Носильщики вклиниваются в толпу собравшихся и без всяких церемоний опускают гроб. Девушка подходит к краю и бросает в темноту букетик. Хлопая крыльями, вдоль беленой стены взмывает к крыше скворец. Головы оборачиваются на него посмотреть, но девушка даже не вздрагивает. Как и женщина в хоре. Под монотонную погребальную молитву Пелликорна обе они провожают взглядом лепестки.
Когда новую плиту задвигают на место, у исчезающего черного отверстия с рыданиями падает на колени служанка. Ее обессиленная госпожа не пресекает этот поток слез, и столь явное пренебрежение достоинством и порядком встречают в толпе неодобрительными возгласами. Недалеко от хора перешептываются две дамы в шелках.

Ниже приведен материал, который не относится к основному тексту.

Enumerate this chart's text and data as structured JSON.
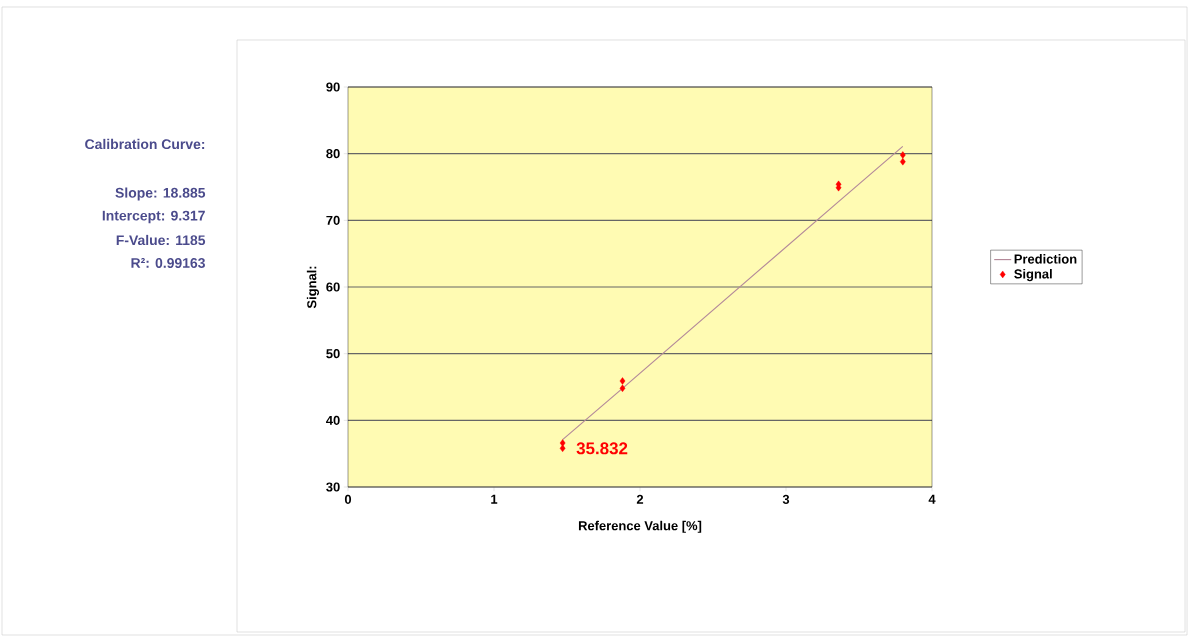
{
  "chart_data": {
    "type": "scatter",
    "title": "Calibration Curve:",
    "annotations": [
      "Slope: 18.885",
      "Intercept: 9.317",
      "F-Value: 1185",
      "R²: 0.99163",
      {
        "text": "35.832",
        "x": 1.47,
        "y": 35.8
      }
    ],
    "xlabel": "Reference Value [%]",
    "ylabel": "Signal:",
    "xlim": [
      0,
      4
    ],
    "ylim": [
      30,
      90
    ],
    "xticks": [
      0,
      1,
      2,
      3,
      4
    ],
    "yticks": [
      30,
      40,
      50,
      60,
      70,
      80,
      90
    ],
    "grid": "y",
    "legend": "right",
    "series": [
      {
        "name": "Prediction",
        "type": "line",
        "marker": "none",
        "color": "#b48a9a",
        "x": [
          1.47,
          1.88,
          3.36,
          3.8
        ],
        "values": [
          37.1,
          44.8,
          72.8,
          81.1
        ]
      },
      {
        "name": "Signal",
        "marker": "diamond",
        "color": "#ff0000",
        "x": [
          1.47,
          1.47,
          1.88,
          1.88,
          3.36,
          3.36,
          3.8,
          3.8
        ],
        "values": [
          36.6,
          35.8,
          45.9,
          44.8,
          75.4,
          74.9,
          79.8,
          78.8
        ]
      }
    ]
  }
}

– С таких вот манер все и начинается!
– Если это на людях, то дома они ведут себя как дикие животные.
– Верно. Хотя чего бы только я ни дала, чтобы побыть мухой на их стене! Ж-ж-ж, ж-ж-ж…
Они сдержанно хихикают, а женщина в хоре замечает, как побелела ее рука на резной полочке.
Церковные плиты опущены, пряча мертвых, и собравшиеся расходятся. Девушка, точно выпавшая из витража святая, наконец замечает незваных лицемеров, которые, переговариваясь, выходят на лабиринт городских улиц. Молча, рука об руку со служанкой, она следует за ними. Мужчины вернутся к столам и конторкам, ибо Амстердам держится на плаву неустанным трудом. Как гласит поговорка, усердие нас вознесло, а леность потопит. В последнее время кажется, что вода подступила слишком близко.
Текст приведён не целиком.